Caricias
Decir que el oyente recibió caricias mientras Brendel estuvo tocando es quedarse corto. Pero es que el propio idioma parece no bastar para describir ciertos milagros de la expresión artística. Sólo quienes están presentes en el momento de la creación (y la interpretación es también una manera de crear), pueden comprender. El domingo sucedió uno de esos milagros.
Con Brendel las obras estaban como ligadas entre sí, y también con el instrumento, el intérprete y el público. Se pasaba de Mozart a Schumann o de Schubert a Haydn como si las diferencias entre ellos fueran meramente accidentales, como si toda la música saliera de una misma fuente esencial, cálida, acariciante, interpersonal, intemporal -a pesar de la gran fidelidad con que se seguían las partituras-, se adentrase después en el pianista, cuya separación con el instrumento se hacía también imperceptible: los dedos no acababan en las teclas, sino en las cuerdas que, dentro, reciben al macillo, fuese llevada con mimo y delicadeza, para que no se rompiera la magia del momento, a los oídos y a la mente del público, en donde, ilusos e ilusionados, nos parecía que estaba naciendo y emprendiera el camino de vuelta hacia la partitura. Esa maravillosa interconexión sucede de verdad, aunque, ciertamente, en muy pocas ocasiones. El domingo fue una de ellas.

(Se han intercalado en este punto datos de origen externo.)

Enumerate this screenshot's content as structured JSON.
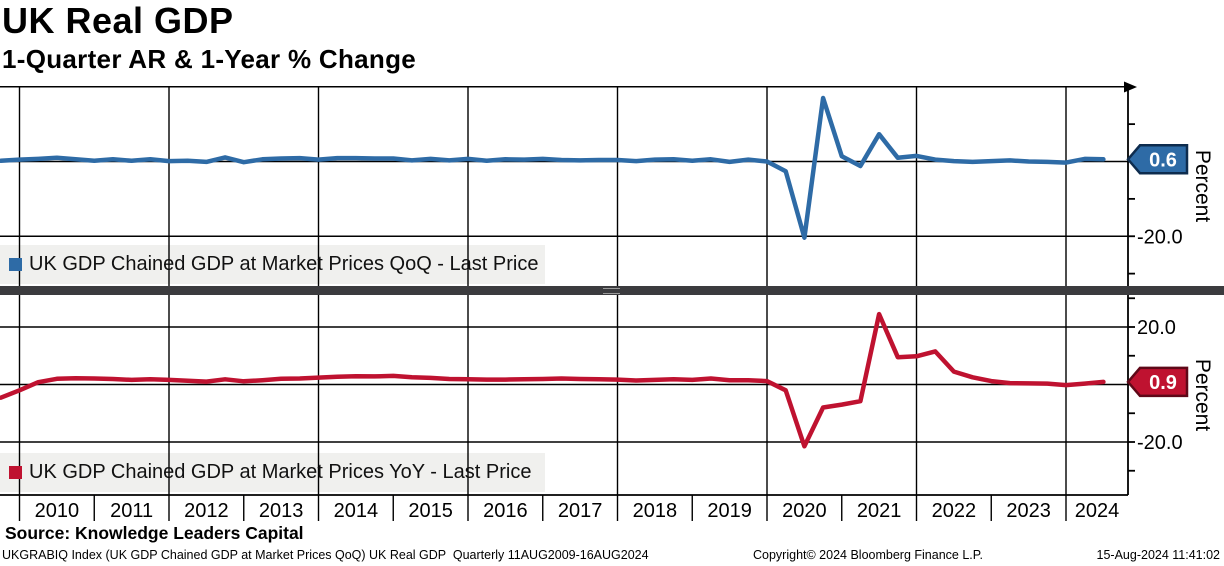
{
  "header": {
    "title": "UK Real GDP",
    "subtitle": "1-Quarter AR & 1-Year % Change"
  },
  "right_axis_label": "Percent",
  "source_line": "Source: Knowledge Leaders Capital",
  "footer": {
    "left": "UKGRABIQ Index (UK GDP Chained GDP at Market Prices QoQ) UK Real GDP  Quarterly 11AUG2009-16AUG2024",
    "center": "Copyright© 2024 Bloomberg Finance L.P.",
    "right": "15-Aug-2024 11:41:02"
  },
  "colors": {
    "qoq": "#2e6ba6",
    "qoq_tag_border": "#0e2c4e",
    "yoy": "#bf1230",
    "yoy_tag_border": "#5f0818",
    "grid": "#000000",
    "legend_bg": "#f0f0ee",
    "separator": "#3b3b3e"
  },
  "x_axis": {
    "year_labels": [
      "2010",
      "2011",
      "2012",
      "2013",
      "2014",
      "2015",
      "2016",
      "2017",
      "2018",
      "2019",
      "2020",
      "2021",
      "2022",
      "2023",
      "2024"
    ],
    "range_note": "Quarterly 11AUG2009-16AUG2024"
  },
  "chart_data": [
    {
      "type": "line",
      "panel": "top",
      "name": "UK GDP Chained GDP at Market Prices QoQ - Last Price",
      "ylabel": "Percent",
      "last_price": 0.6,
      "last_price_label": "0.6",
      "ylim": [
        -33,
        20.5
      ],
      "gridlines": [
        20,
        0,
        -20
      ],
      "ticks": [
        10,
        0,
        -10,
        -20,
        -30
      ],
      "labeled_ticks": [
        {
          "v": -20,
          "label": "-20.0"
        }
      ],
      "start_quarter": "2009Q3",
      "start_t": 2009.75,
      "values": [
        0.2,
        0.5,
        0.7,
        1.0,
        0.6,
        0.2,
        0.6,
        0.2,
        0.6,
        0.1,
        0.2,
        -0.1,
        1.1,
        -0.2,
        0.6,
        0.8,
        0.9,
        0.5,
        0.9,
        0.9,
        0.8,
        0.8,
        0.3,
        0.7,
        0.3,
        0.7,
        0.2,
        0.6,
        0.5,
        0.7,
        0.4,
        0.3,
        0.4,
        0.4,
        0.1,
        0.5,
        0.6,
        0.2,
        0.6,
        -0.1,
        0.5,
        0.0,
        -2.6,
        -20.4,
        17.0,
        1.4,
        -1.2,
        7.3,
        1.0,
        1.5,
        0.5,
        0.1,
        -0.1,
        0.1,
        0.3,
        0.0,
        -0.1,
        -0.3,
        0.7,
        0.6
      ]
    },
    {
      "type": "line",
      "panel": "bottom",
      "name": "UK GDP Chained GDP at Market Prices YoY - Last Price",
      "ylabel": "Percent",
      "last_price": 0.9,
      "last_price_label": "0.9",
      "ylim": [
        -38.5,
        31
      ],
      "gridlines": [
        20,
        0,
        -20
      ],
      "ticks": [
        30,
        20,
        10,
        0,
        -10,
        -20,
        -30
      ],
      "labeled_ticks": [
        {
          "v": 20,
          "label": "20.0"
        },
        {
          "v": -20,
          "label": "-20.0"
        }
      ],
      "start_quarter": "2009Q3",
      "start_t": 2009.75,
      "values": [
        -4.6,
        -2.0,
        0.8,
        2.0,
        2.2,
        2.1,
        1.9,
        1.6,
        1.8,
        1.6,
        1.3,
        1.0,
        1.8,
        1.1,
        1.5,
        2.0,
        2.1,
        2.4,
        2.7,
        2.9,
        2.8,
        3.0,
        2.5,
        2.3,
        1.9,
        1.8,
        1.7,
        1.7,
        1.8,
        1.9,
        2.1,
        1.9,
        1.8,
        1.7,
        1.4,
        1.6,
        1.8,
        1.6,
        2.1,
        1.5,
        1.5,
        1.2,
        -2.0,
        -21.5,
        -8.0,
        -7.0,
        -5.8,
        24.5,
        9.5,
        9.8,
        11.5,
        4.5,
        2.5,
        1.2,
        0.5,
        0.4,
        0.3,
        -0.2,
        0.3,
        0.9
      ]
    }
  ]
}
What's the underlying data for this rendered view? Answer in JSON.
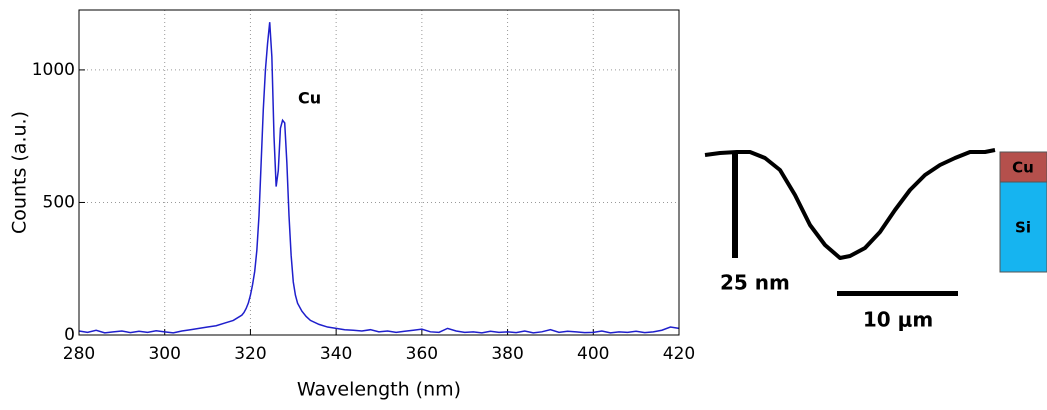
{
  "chart_data": {
    "type": "line",
    "xlabel": "Wavelength (nm)",
    "ylabel": "Counts (a.u.)",
    "annotation": "Cu",
    "x": [
      280,
      282,
      284,
      286,
      288,
      290,
      292,
      294,
      296,
      298,
      300,
      302,
      304,
      306,
      308,
      310,
      312,
      314,
      316,
      318,
      318.5,
      319,
      319.5,
      320,
      320.5,
      321,
      321.5,
      322,
      322.5,
      323,
      323.5,
      324,
      324.5,
      325,
      325.5,
      326,
      326.5,
      327,
      327.5,
      328,
      328.5,
      329,
      329.5,
      330,
      330.5,
      331,
      332,
      333,
      334,
      336,
      338,
      340,
      342,
      344,
      346,
      348,
      350,
      352,
      354,
      356,
      358,
      360,
      362,
      364,
      366,
      368,
      370,
      372,
      374,
      376,
      378,
      380,
      382,
      384,
      386,
      388,
      390,
      392,
      394,
      396,
      398,
      400,
      402,
      404,
      406,
      408,
      410,
      412,
      414,
      416,
      418,
      420
    ],
    "series": [
      {
        "color": "#1f1fcc",
        "values": [
          15,
          10,
          18,
          8,
          12,
          15,
          9,
          14,
          10,
          16,
          12,
          8,
          15,
          20,
          25,
          30,
          35,
          45,
          55,
          75,
          85,
          100,
          120,
          150,
          190,
          240,
          320,
          450,
          650,
          850,
          1000,
          1100,
          1180,
          1050,
          750,
          560,
          620,
          780,
          810,
          800,
          650,
          450,
          300,
          200,
          150,
          120,
          90,
          70,
          55,
          40,
          30,
          25,
          20,
          18,
          15,
          20,
          12,
          15,
          10,
          14,
          18,
          22,
          12,
          10,
          25,
          15,
          10,
          12,
          8,
          14,
          10,
          12,
          9,
          15,
          8,
          12,
          20,
          10,
          14,
          12,
          9,
          10,
          15,
          8,
          12,
          10,
          14,
          9,
          12,
          18,
          30,
          25
        ]
      }
    ],
    "xlim": [
      280,
      420
    ],
    "ylim": [
      0,
      1226
    ],
    "xticks": [
      280,
      300,
      320,
      340,
      360,
      380,
      400,
      420
    ],
    "yticks": [
      0,
      500,
      1000
    ],
    "grid": true
  },
  "inset": {
    "height_bar_label": "25 nm",
    "width_bar_label": "10 μm",
    "cu_label": "Cu",
    "si_label": "Si"
  }
}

Inicio de la temporada de abono
Alfred Brendel, piano. Obras de Mozart, Schumann, Schubert y Haydn. Palau de la Música. Valencia, 16 de Octubre de 2005
¿Qué importancia tiene, después de eso, alabar la infinita gama dinámica que Brendel recorre desde el mezzo-piano al pianissimo, insistir en que los acordes eran perfectos y realmente simultáneos, que el sonido resultaba perladísimo, que la mano izquierda cantaba igual de bien que la derecha, que la polifonía siempre aparecía claramente, con el perfume propio de cada autor aunque abriéndose a la síntesis, que los silencios se escuchaban expresivos pero sin romper el autocontrol clásico con que el piano envolvió toda la música, incluso esas extrañas divagaciones de Schumann en la Kreisleriana (¡qué palpables resultaron!) o la exquisitez romántica de Schubert? Todo ello es bagaje necesario para un pianista, naturalmente, pero queda reducido a cuestión menor cuando se ha conseguido fundir al oyente con la obra, a las obras entre sí, a éstas con el intérprete, al intérprete con su instrumento, y al instrumento con el oyente.
¿Cómo puede casar tan extraordinariamente bien el Schubert del Momento musical nº 6 con el Haydn de la Sonata en do mayor? Es como si a este último lo hubieran puesto a pasear por los vericuetos del XIX -y a nosotros con él- pero, eso sí, sin quitarle nada de lo que llevaba en las maletas. Los oyentes, del siglo XXI, traíamos también nuestro propio y pequeño bagaje, y repartíamos el peso con el sabio y ya anciano Brendel, con su magnífico instrumento y hasta con el mismísimo Mozart.
La verdad es que se pone la carne de gallina sólo de pensarlo.